Monmouth County Fact Sheet - Atlantic Highlands (pdf)
Atlantic Highlands Historical Society
Historical Postcards of Atlantic Highlands
History of Atlantic Highlands
History of Stone Bridge

History Of Atlantic Highlands

The Borough of Atlantic Highlands, once known as Portland Pointe, was originally part of Middletown Township. During the late 1800’s, the pleas­ant climate together wit the rolling hills bordering on the Raritan Bay ap­pealed to a number of investors.  

In 1879, a surveyor was engaged to lay our roads and lots for a permanent community. The Atlantic Highlands Association was formed by prominent members of the Methodist Church. This organization developed the com­munity of Atlantic Highlands.  

Individuals and groups came from New York City and the surrounding vicinity to camp along the water in tent colonies. An outdoor amphitheater was created with a large seating capacity and outstanding acoustics. An in­door auditorium was built, which was utilized for entertaining visitors at the camp meetings. In 1887, Atlantic Highlands was incorporated as a Bor­ough, containing 1.2 square miles of prime real estate bordering on the Raritan Bay.

The major construction occurred from the 1880’s trough 1900. It in­cluded hotels, cottages, rooming houses, and private homes. A substantial pier was built extending well into the bay to accommodate steamboats from New York City The next twenty years saw rapid development within the community A water and sewer system was constructed, cottages were erected, and the road system was completed. During this period of development a strong and effective fire department was organized, which is today a well-respected organization within the Borough.  

A number of churches saw their beginning in the 1880’s: the Central Baptist, First Presbyterian, Saint Agnes Roman Catholic, First Methodist, and Saint Paul’s Baptist Church.  

Steamer service was a major source of transportation during the forma­tion of the Borough, through the 1940’s. The Central Railroad of New Jersey built a major pier at the end of First Avenue. Several trains at a time could continue to the end of’ the pier to off load steamboat passengers. From the teens through the forties, the steamers “Sandy Hook” and the “Monmouth” navigated the waters bringing businessmen and vacationers to Atlantic Highlands.  

In the 1890’s, rail service came to Atlantic Highlands. This opened up Highlands and points south to vacationers.

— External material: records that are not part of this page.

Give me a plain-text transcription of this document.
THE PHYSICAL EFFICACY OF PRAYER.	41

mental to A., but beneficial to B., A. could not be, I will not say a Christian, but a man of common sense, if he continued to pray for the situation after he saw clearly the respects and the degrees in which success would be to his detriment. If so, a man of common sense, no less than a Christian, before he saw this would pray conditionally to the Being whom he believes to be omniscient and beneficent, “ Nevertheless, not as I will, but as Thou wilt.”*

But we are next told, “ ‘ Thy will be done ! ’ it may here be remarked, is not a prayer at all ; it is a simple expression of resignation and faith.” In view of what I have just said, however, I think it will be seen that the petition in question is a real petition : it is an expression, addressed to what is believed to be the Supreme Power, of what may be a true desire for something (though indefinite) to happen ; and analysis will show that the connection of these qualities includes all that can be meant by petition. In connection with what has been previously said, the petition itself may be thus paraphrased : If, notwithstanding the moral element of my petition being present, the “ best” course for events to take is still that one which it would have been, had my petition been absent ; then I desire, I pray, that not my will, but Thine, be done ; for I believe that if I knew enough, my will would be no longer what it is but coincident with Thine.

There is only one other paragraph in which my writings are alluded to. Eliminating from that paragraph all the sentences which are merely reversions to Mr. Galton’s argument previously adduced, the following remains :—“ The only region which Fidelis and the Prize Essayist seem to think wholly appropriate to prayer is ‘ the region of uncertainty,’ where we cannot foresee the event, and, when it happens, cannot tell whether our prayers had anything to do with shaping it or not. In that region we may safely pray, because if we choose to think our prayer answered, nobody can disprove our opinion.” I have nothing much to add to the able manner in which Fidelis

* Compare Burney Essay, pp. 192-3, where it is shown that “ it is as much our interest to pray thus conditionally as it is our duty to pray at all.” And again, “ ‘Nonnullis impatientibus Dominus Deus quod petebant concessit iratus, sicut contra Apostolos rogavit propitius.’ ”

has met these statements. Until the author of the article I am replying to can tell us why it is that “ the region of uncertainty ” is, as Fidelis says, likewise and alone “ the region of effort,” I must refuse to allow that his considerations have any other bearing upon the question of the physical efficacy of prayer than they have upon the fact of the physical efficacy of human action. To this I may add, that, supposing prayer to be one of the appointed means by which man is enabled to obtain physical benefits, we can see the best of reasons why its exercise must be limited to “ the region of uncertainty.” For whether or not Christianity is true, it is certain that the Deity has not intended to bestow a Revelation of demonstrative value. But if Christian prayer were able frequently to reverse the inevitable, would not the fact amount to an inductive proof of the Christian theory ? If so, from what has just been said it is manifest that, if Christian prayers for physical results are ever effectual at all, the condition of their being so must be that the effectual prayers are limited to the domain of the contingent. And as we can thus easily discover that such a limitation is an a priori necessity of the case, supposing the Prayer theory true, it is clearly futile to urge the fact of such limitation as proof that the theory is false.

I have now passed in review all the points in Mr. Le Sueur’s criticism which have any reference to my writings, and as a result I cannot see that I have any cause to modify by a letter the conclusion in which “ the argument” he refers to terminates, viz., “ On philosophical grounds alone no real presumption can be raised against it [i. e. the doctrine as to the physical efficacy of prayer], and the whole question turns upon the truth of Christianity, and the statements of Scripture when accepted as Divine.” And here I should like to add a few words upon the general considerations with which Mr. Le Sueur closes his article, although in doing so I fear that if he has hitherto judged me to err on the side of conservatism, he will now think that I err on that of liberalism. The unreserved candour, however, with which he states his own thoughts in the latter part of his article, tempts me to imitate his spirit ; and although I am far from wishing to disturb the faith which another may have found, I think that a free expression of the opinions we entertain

The 1920’s saw twenty-six passenger trains daily passing through the Borough.

Some of the names that played a major part in the development of Atlan­tic Highlands were: Thomas Henry Leonard (businessman developer, first mayor), E.G. Martin (builder), Nimrod Woodward (master mason, builder of the Stone Bridge), George F Laurie (businessman), and Rev. James E. Lake (Pastor of Atlantic Highlands First Methodist Church, promoter of Atlantic Highlands).  

Many famous people lived in Atlantic Highlands or were associated with the Borough. Simon Lake, considered by some to be the father of the subma­rine, tested his craft the ‘Argonaut Jr.” in Atlantic Highlands. The New York Herald reported the testing in the January 8, 1895 issue. In the 1890’s, Charles Payne Sears, a prominent watercolor artist, resided in the Borough. His works were exhibited in the national portrait gallery in Washington D.C. Corwin Knapp Linson, an artist and illustrator also resided in the borough from the twenties through the fifties. The scene at the baptismal within the Central Baptist Church is a Linson rendering. And, anyone who bought the Sunday Daily News in the forties and fifties recalls a full page of car­toons in the comic section created for many years by resident artist, Reamer Keller.  

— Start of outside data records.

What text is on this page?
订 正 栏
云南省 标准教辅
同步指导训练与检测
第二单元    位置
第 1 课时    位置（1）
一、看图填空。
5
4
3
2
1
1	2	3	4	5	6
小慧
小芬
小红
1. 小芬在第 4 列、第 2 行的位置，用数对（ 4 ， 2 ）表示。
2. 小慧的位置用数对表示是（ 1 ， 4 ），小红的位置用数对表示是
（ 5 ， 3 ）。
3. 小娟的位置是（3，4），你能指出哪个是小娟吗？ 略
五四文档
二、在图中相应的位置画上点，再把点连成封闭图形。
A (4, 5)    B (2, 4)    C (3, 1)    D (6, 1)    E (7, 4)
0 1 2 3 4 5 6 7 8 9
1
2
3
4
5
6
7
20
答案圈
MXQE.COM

The creation of our municipal harbor took place from 1938 through 1940. This harbor was built with municipal, state, and federal funds; the Atlantic Highland’s Lions Club supplied the vision and determination. To­day, the municipal harbor is the largest on the East Coast, home to 715 craft including high-speed ferry service to New York City In 1962, the existing Central Railroad of New Jersey pier was destroyed by fire. In 1992 high-speed ferry service was introduced into our Borough. Today, eleven runs a day leave Atlantic Highlands for the “city.”  

It is interesting to note the names that appear in the directories of the 1890’s. These same names populate the Borough and run businesses m the community today. The bungalows on the East Side of the Borough, which in the twenties were summer bungalows, are now year- round homes. The Victorian homes remain a reminder of our glorious past. The waterfront is alive with activity as it was in the 1890’s, welcoming the recreational boater.  

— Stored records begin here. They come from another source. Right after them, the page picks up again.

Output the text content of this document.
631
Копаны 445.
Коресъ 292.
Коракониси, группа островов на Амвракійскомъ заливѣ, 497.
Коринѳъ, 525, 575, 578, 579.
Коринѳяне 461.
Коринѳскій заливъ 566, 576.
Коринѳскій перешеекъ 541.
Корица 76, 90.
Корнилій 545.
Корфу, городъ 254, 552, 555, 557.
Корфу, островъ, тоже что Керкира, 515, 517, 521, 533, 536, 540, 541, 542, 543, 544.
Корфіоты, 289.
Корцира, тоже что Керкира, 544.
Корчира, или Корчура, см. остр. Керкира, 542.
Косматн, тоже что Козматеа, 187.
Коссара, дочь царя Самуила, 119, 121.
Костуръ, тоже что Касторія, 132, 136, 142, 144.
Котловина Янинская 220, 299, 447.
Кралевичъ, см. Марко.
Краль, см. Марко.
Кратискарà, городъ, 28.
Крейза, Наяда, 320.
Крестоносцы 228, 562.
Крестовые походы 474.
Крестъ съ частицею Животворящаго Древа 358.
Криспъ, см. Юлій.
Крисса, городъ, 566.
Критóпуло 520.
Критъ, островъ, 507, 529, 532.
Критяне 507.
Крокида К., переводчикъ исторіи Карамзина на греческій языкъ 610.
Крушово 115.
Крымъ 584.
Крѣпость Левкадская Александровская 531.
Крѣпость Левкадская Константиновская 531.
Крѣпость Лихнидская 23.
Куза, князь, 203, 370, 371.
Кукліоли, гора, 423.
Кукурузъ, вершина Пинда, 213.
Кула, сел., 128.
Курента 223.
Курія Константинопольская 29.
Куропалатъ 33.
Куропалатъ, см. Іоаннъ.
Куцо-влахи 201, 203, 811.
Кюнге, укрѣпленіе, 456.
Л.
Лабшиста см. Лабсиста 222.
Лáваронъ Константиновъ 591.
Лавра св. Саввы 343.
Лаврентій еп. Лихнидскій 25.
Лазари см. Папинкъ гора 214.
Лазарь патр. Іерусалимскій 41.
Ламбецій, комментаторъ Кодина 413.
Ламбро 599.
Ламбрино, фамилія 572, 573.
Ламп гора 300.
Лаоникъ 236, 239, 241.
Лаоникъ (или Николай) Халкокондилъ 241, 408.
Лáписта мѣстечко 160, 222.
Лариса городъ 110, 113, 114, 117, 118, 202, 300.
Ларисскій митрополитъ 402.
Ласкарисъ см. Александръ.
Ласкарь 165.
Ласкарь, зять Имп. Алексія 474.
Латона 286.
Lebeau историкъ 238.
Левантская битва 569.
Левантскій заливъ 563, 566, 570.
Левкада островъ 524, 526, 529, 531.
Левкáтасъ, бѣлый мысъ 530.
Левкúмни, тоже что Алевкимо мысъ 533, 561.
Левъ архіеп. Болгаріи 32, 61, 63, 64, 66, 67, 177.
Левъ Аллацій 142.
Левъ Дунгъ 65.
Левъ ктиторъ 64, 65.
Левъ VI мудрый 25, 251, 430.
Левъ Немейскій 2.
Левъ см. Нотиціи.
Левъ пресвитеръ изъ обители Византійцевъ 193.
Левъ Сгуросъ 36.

Today Portland Pointe, a five-story senior citizen building, provides hous­ing for our elderly. The business community just as at the turn of the century provides for our town and the visitor as well. An array of great restaurants, unique shops, theaters (from a great 5- screen movie house to live the­ater), provides the residents and the visitor with a reason to spend dine in our unique community A little bit of Victorian America tucked away at the Jersey Shore, Atlantic Highlands is truly the Jewel of the Bayshore.